When you are on the brink of graduating from high school, people will begin to ask your long-term plans for the future. You may have parents or others pressuring you to continue your education in college, and you also may feel an internal drive to attend college as well, especially if you have a lot of friends who are doing the same. The real question is, are you going to make it through a four year college?
The college life isn’t necessarily for everyone, even though there is certainly a school and course of study for just about everyone. If you can’t make yourself study or are no longer interested in structured learning, then college simply may not be for you. An important part of that decision-making comes in trying to determine what you hope to accomplish in life. There are innumerable means of making money; however, most require a collegiate background and degree.
College is expensive, but it is difficult to measure the college experience on a cost-to-benefits ratio. Many people have experiences from college that they consider priceless. Others waste a great deal of money by failing in school, winding up both in debt and several years behind others who didn’t bother to go to college. Then there are those who are actually in the work force for years before finally pursuing a college education. Try to determine in advance which scenario is most similar to you.

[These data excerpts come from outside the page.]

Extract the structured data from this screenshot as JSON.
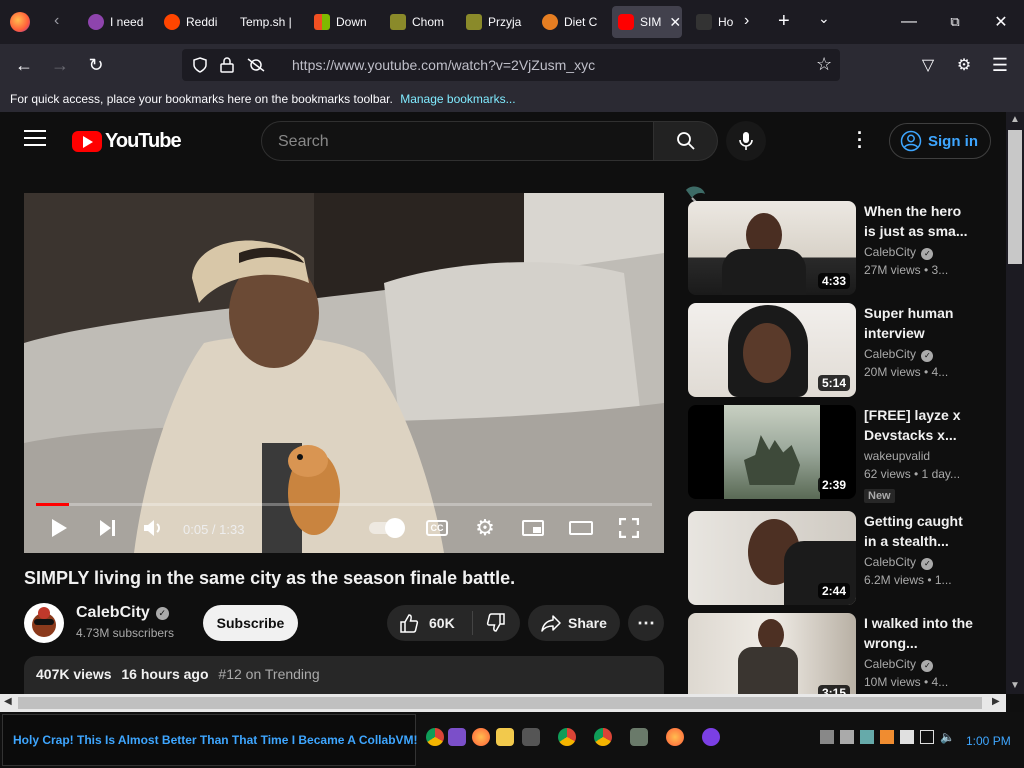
{
  "browser": {
    "tabs": [
      {
        "label": "I need",
        "color": "#8e44ad"
      },
      {
        "label": "Reddi",
        "color": "#ff4500"
      },
      {
        "label": "Temp.sh |",
        "color": "#2b2a33"
      },
      {
        "label": "Down",
        "color": "#0078d7"
      },
      {
        "label": "Chom",
        "color": "#8a8a2a"
      },
      {
        "label": "Przyja",
        "color": "#8a8a2a"
      },
      {
        "label": "Diet C",
        "color": "#e67e22"
      },
      {
        "label": "SIM",
        "color": "#ff0000"
      },
      {
        "label": "Ho",
        "color": "#333333"
      }
    ],
    "url": "https://www.youtube.com/watch?v=2VjZusm_xyc",
    "bookmarks_message": "For quick access, place your bookmarks here on the bookmarks toolbar.",
    "bookmarks_link": "Manage bookmarks..."
  },
  "youtube": {
    "logo_text": "YouTube",
    "search_placeholder": "Search",
    "sign_in": "Sign in",
    "player": {
      "time": "0:05 / 1:33",
      "progress_fraction": 0.054
    },
    "video": {
      "title": "SIMPLY living in the same city as the season finale battle.",
      "channel": "CalebCity",
      "subscribers": "4.73M subscribers",
      "subscribe_label": "Subscribe",
      "likes": "60K",
      "share_label": "Share",
      "views": "407K views",
      "age": "16 hours ago",
      "trending": "#12 on Trending"
    },
    "recommendations": [
      {
        "title": "When the hero is just as sma...",
        "channel": "CalebCity",
        "verified": true,
        "meta": "27M views • 3...",
        "duration": "4:33",
        "badge": ""
      },
      {
        "title": "Super human interview",
        "channel": "CalebCity",
        "verified": true,
        "meta": "20M views • 4...",
        "duration": "5:14",
        "badge": ""
      },
      {
        "title": "[FREE] layze x Devstacks x...",
        "channel": "wakeupvalid",
        "verified": false,
        "meta": "62 views • 1 day...",
        "duration": "2:39",
        "badge": "New"
      },
      {
        "title": "Getting caught in a stealth...",
        "channel": "CalebCity",
        "verified": true,
        "meta": "6.2M views • 1...",
        "duration": "2:44",
        "badge": ""
      },
      {
        "title": "I walked into the wrong...",
        "channel": "CalebCity",
        "verified": true,
        "meta": "10M views • 4...",
        "duration": "3:15",
        "badge": ""
      }
    ]
  },
  "taskbar": {
    "active_window": "Holy Crap! This Is Almost Better Than That Time I Became A CollabVM!",
    "clock": "1:00 PM"
  }
}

Here are a few basic questions to ask yourself when considering college:
– Do I have the initiative it takes to study hard without quitting when classes and work from them become difficult?
– Am I interested in a career that requires a college degree?
– Considering the career you want, how much additional income are you likely to generate over your lifetime with a college degree than you would without one?
– Do I really want to go to college, or am I letting someone pressure me into going against my better judgment?
– How much debt will I likely incur by attending college?
– Will my eventual career earn enough money over time to pay off my college debt in a reasonable amount of time?
Consider the answers to these questions and weigh the probable benefits of college against the costs. If someone else is paying for your education, then it is a good idea to go unless you know that you will not succeed.
If you are in school and decide you simply can’t bear to continue, try taking a semester off or transferring to another college. Once you’ve already started paying for a college education, you will have wasted a lot of money and time if you don’t eventually Alternatively, you can get started your professional career and still be a part time student and earn that degree over a longer period of time.